The woman kicked herself. Had she suspected he was this hard to wake when drunk, she would have been long gone.
‘Phone call,’ said Paglia. ‘It’s. . .’ he glanced at Jane, turned back to Hinksman and whispered, ‘Miami.’
‘Jeez, what does he want?’
‘Dunno. I said you were asleep but he told me I had to get you.’
‘Right.’ He rubbed the sleep out of his eyes with the base of his thumbs, pulled on his dressing-gown and padded barefoot out of the room, ignoring the woman.
Paglia was left with Jane. He dawdled, peered closely at her. ‘Given you a belting, has he?’ he said. ‘If you want looking after properly you can always come to me. Great Italian lover.’
His face contorted into what could only be described as a leer. He thrust his hips forward with a jerk.
‘God forbid,’ she said. She wafted away his halitosic breath.
‘Suit yourself,’ he shrugged, and left the room, looking pleased with himself.

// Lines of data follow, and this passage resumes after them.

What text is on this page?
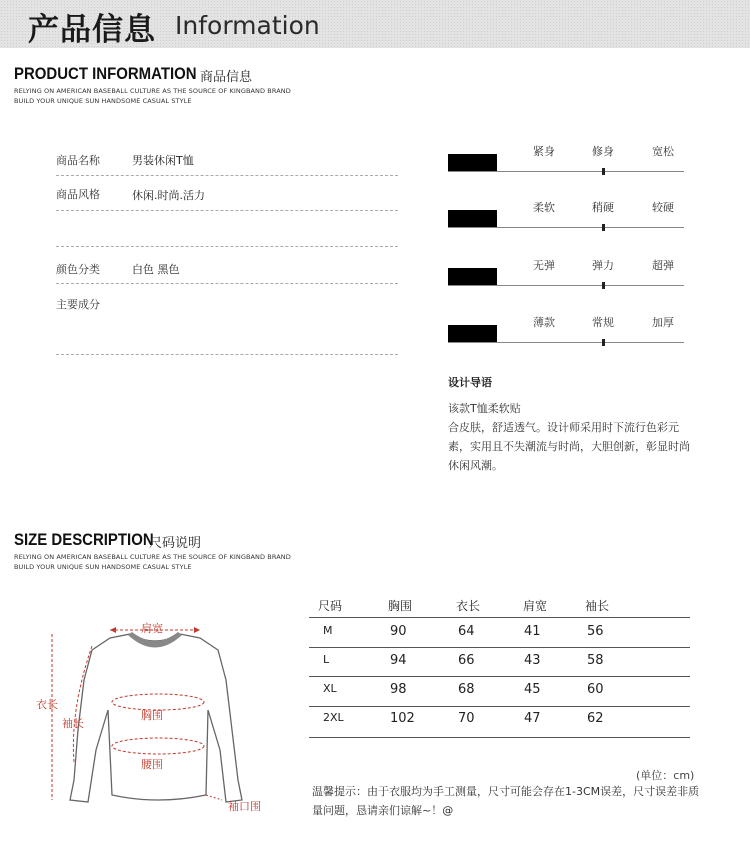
产品信息 Information
PRODUCT INFORMATION 商品信息
RELYING ON AMERICAN BASEBALL CULTURE AS THE SOURCE OF KINGBAND BRAND
BUILD YOUR UNIQUE SUN HANDSOME CASUAL STYLE
商品名称	男装休闲T恤
商品风格	休闲.时尚.活力
颜色分类	白色 黑色
主要成分
紧身	修身	宽松
柔软	稍硬	较硬
无弹	弹力	超弹
薄款	常规	加厚
设计导语
该款T恤柔软贴
合皮肤，舒适透气。设计师采用时下流行色彩元素，实用且不失潮流与时尚，大胆创新，彰显时尚休闲风潮。
SIZE DESCRIPTION
尺码说明
RELYING ON AMERICAN BASEBALL CULTURE AS THE SOURCE OF KINGBAND BRAND
BUILD YOUR UNIQUE SUN HANDSOME CASUAL STYLE
肩宽
胸围
衣长
袖长
腰围
袖口围
尺码	胸围	衣长	肩宽	袖长
M	90	64	41	56
L	94	66	43	58
XL	98	68	45	60
2XL	102	70	47	62
(单位：cm)
温馨提示：由于衣服均为手工测量，尺寸可能会存在1-3CM误差，尺寸误差非质量问题，恳请亲们谅解~！@
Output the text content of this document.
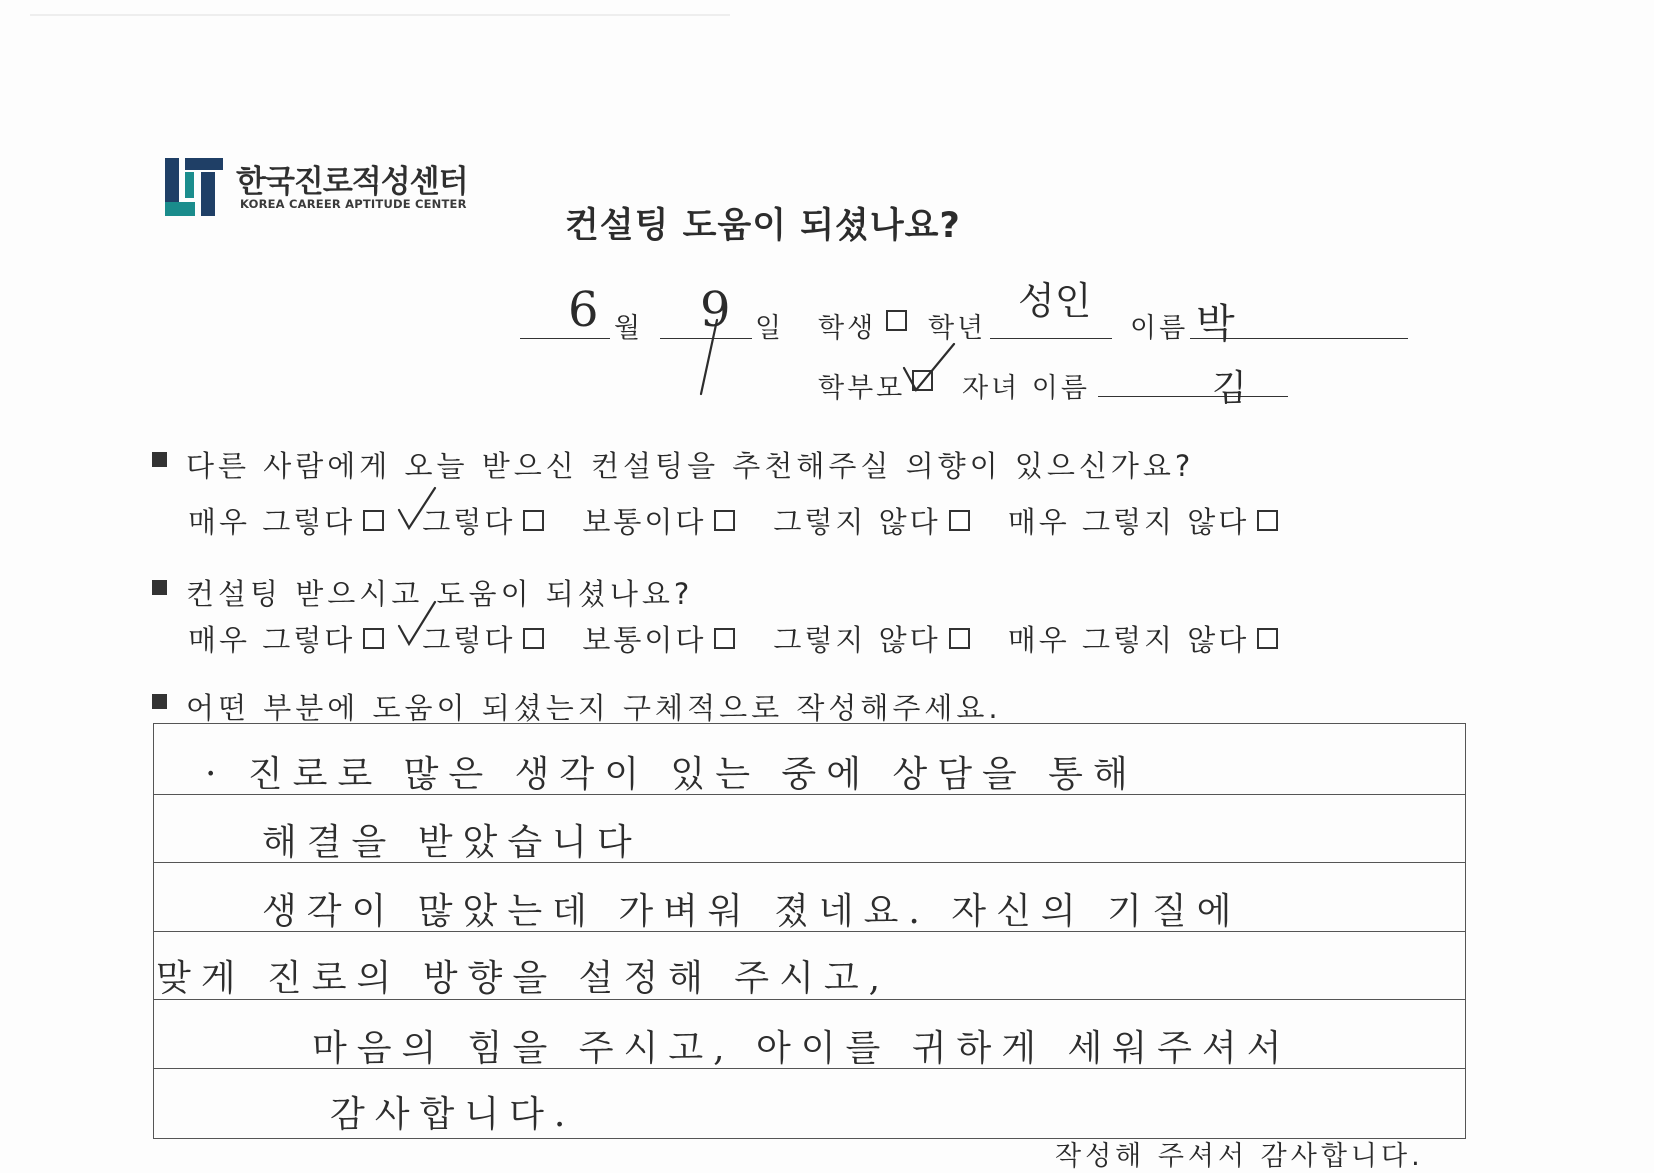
한국진로적성센터
KOREA CAREER APTITUDE CENTER
컨설팅 도움이 되셨나요?
6 월 9 일 학생 학년
성인
이름 박
학부모 자녀 이름	김
다른 사람에게 오늘 받으신 컨설팅을 추천해주실 의향이 있으신가요?
매우 그렇다 그렇다 보통이다 그렇지 않다 매우 그렇지 않다
컨설팅 받으시고 도움이 되셨나요?
매우 그렇다 그렇다 보통이다 그렇지 않다 매우 그렇지 않다
어떤 부분에 도움이 되셨는지 구체적으로 작성해주세요.
· 진로로 많은 생각이 있는 중에 상담을 통해
해결을 받았습니다
생각이 많았는데 가벼워 졌네요. 자신의 기질에
맞게 진로의 방향을 설정해 주시고,
마음의 힘을 주시고, 아이를 귀하게 세워주셔서
감사합니다.
작성해 주셔서 감사합니다.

‘Yuk,’ she said when he’d gone, and shivered at the thought of him.
She dressed quickly.
Prior to leaving, she picked up Hinksman’s wallet and quickly went through it. She couldn’t believe her eyes. It was the first stroke of luck she’d had that night - or that year, come to think of it. Apart from credit cards, six of them, and driver’s licence which she intended to sell on, there was about £1,000 in mixed Bank of England notes, and a thick wad of dollar traveller’s cheques. And he’d only paid her twenty-five quid, the tight bastard.